Masters Theses

Date of Award

8-1991

Degree Type

Thesis

Degree Name

Master of Arts

Major

English

Major Professor

Richard Penner

Committee Members

Charles Maland, Michael Lofaro

Abstract

This thesis attempts to prove that there is a definite link between Ernest Hemingway's last novel The Garden of Eden and the biblical Eden narrative of Genesis 2-3. Through the use of both the novel and the Bible, and many secondary pieces of scholarship, both critical and biographical, the thesis demonstrates a substantial connection between Hemingway's work and the larger issue of religion.

The thesis is arranged in three parts. The study starts with the very general and grows more specific as it progresses.

Chapter 1 is a study of Hemingway's religious history. Through the use of available biographical information, I analyze Hemingway's various religious stances throughout his life and other significant biographical events.

The second chapter starts with a discussion of what exactly is meant by the phrase "biblical Eden narrative." The chapter then discusses some of the Edenic imagery and themes in Hemingway's other work, especially the short stories and the novel The Sun Also Rises.

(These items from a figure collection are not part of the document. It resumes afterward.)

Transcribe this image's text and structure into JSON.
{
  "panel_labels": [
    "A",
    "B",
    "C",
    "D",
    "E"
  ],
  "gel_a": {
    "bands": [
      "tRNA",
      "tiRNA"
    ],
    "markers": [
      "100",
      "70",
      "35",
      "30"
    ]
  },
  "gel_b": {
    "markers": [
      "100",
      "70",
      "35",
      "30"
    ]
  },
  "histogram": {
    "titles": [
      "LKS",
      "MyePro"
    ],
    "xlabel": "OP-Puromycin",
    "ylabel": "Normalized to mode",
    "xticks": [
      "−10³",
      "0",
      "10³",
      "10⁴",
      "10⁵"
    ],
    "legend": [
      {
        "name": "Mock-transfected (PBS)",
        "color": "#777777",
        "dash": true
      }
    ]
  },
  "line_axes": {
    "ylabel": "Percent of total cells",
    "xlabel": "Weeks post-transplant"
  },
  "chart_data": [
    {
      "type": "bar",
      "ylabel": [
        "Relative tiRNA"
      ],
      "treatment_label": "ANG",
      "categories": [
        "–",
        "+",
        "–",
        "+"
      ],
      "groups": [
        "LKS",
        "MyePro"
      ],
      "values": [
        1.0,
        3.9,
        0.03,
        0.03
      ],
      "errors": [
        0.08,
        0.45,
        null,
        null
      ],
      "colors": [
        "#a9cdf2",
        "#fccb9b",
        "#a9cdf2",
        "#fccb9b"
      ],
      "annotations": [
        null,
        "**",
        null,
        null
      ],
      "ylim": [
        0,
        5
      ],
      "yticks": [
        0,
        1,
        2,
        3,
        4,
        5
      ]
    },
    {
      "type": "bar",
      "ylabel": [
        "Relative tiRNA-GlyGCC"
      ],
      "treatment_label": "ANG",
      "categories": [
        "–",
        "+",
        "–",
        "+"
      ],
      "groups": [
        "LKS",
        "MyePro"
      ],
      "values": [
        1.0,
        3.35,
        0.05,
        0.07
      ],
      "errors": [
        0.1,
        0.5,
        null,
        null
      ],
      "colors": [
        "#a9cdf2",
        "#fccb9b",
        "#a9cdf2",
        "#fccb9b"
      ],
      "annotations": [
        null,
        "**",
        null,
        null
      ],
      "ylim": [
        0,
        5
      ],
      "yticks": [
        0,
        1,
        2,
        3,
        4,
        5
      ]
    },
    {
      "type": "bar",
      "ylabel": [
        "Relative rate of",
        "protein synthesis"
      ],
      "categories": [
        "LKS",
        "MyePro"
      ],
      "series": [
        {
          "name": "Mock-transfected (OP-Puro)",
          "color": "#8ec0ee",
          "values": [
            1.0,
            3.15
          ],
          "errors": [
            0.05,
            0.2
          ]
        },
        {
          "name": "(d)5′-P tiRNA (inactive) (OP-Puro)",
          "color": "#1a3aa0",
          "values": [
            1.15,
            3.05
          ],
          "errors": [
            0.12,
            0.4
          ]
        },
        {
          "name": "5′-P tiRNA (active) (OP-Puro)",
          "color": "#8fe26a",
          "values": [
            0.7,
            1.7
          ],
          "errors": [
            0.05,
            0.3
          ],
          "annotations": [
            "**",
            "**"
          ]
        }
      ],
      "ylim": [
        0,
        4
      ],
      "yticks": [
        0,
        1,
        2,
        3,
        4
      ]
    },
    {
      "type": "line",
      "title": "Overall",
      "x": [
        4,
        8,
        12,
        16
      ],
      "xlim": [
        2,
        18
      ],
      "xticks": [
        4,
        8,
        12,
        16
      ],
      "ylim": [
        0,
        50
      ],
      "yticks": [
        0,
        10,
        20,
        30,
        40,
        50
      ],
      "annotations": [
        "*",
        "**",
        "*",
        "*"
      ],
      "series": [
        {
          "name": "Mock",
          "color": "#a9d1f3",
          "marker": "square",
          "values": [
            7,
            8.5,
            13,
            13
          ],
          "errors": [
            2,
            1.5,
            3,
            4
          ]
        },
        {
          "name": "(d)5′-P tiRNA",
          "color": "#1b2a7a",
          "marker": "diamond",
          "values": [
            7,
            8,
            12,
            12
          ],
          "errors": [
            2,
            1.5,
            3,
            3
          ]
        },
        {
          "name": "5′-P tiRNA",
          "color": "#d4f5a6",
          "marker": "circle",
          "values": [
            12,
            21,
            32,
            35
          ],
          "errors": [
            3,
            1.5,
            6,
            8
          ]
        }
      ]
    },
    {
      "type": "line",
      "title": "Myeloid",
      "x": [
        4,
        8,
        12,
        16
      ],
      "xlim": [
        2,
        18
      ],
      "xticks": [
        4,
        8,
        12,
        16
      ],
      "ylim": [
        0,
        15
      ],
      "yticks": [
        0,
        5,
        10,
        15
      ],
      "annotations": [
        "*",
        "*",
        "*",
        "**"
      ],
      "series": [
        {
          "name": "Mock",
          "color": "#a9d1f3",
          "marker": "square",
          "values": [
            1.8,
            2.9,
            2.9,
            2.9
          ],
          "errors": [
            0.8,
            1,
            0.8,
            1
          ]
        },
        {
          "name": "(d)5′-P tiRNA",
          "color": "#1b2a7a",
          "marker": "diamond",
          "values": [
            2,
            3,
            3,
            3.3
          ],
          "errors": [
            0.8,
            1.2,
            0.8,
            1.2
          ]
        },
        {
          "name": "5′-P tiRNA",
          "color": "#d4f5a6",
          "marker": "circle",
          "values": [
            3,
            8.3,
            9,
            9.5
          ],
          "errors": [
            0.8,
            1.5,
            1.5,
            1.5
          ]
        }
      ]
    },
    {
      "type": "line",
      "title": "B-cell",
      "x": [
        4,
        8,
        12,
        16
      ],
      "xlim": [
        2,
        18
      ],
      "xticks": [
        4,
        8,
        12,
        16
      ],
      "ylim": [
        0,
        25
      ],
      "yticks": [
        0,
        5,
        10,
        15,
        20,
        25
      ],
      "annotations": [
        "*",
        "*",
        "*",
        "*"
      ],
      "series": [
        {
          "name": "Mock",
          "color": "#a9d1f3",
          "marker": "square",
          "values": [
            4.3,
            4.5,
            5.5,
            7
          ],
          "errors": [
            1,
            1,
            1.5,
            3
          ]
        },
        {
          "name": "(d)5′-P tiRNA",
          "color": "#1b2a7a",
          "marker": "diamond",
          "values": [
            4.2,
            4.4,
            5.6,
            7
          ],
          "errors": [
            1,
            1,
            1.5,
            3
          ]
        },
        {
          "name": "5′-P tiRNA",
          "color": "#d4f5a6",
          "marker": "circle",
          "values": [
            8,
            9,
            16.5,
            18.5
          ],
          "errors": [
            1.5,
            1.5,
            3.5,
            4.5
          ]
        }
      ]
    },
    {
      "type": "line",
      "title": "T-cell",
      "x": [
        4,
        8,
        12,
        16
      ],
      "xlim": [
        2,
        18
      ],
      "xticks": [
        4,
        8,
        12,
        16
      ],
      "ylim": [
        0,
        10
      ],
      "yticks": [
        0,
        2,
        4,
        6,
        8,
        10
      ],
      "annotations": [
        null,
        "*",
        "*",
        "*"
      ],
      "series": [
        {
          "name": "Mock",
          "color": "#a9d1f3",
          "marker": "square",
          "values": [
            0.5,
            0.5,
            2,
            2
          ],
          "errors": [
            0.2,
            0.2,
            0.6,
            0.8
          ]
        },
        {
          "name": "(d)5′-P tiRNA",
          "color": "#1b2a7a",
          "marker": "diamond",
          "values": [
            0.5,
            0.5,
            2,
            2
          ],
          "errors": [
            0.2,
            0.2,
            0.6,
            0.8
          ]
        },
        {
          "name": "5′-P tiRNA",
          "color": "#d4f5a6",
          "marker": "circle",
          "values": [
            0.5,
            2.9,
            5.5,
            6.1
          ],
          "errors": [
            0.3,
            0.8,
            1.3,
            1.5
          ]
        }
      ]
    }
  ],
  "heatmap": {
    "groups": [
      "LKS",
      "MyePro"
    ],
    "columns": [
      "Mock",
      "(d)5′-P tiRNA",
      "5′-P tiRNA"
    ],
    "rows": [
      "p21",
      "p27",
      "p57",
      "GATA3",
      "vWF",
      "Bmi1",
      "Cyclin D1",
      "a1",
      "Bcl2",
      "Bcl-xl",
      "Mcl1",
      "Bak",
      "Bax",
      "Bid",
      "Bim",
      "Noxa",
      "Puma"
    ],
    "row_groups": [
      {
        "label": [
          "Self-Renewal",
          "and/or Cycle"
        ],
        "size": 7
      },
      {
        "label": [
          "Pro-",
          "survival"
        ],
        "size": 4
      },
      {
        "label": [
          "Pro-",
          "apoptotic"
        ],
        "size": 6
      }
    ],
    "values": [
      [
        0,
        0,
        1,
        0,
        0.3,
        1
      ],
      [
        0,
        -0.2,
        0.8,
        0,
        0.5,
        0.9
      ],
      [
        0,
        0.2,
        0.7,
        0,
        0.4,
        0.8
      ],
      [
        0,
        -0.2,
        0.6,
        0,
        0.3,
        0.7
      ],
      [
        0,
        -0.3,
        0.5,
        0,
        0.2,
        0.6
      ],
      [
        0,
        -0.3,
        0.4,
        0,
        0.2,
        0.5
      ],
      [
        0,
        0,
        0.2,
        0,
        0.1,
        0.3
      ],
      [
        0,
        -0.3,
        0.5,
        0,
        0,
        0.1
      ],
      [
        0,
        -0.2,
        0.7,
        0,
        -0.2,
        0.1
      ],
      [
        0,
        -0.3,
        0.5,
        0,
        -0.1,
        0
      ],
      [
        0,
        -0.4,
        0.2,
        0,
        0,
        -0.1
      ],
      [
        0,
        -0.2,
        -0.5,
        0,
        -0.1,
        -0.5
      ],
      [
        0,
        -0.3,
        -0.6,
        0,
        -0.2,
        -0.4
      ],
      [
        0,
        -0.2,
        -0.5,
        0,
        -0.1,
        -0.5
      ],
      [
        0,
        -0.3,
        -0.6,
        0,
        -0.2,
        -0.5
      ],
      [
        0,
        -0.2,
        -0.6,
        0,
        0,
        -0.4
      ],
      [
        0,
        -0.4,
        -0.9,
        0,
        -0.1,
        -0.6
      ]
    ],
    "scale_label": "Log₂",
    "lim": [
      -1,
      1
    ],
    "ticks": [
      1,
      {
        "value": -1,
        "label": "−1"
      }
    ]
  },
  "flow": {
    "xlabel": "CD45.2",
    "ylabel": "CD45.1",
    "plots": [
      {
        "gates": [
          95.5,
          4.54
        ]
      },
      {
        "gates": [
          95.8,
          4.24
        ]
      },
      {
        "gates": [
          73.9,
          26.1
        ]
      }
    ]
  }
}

Chapter 3 then attempts to tie these two themes together. The chapter takes the established archetype and Hemingway's biography, and applies itself to a close reading of The Garden of Eden, discovering along the way, that Hemingway in fact had a great deal to say about reIigion and his relationship to it. More specifically, the thesis looks at the concepts of Adam and Eve in the Garden before and after the invasion of the serpent, the significance of the eating of the apple from the tree of knowledge and what is gained (knowledge) and what is lost (innocence).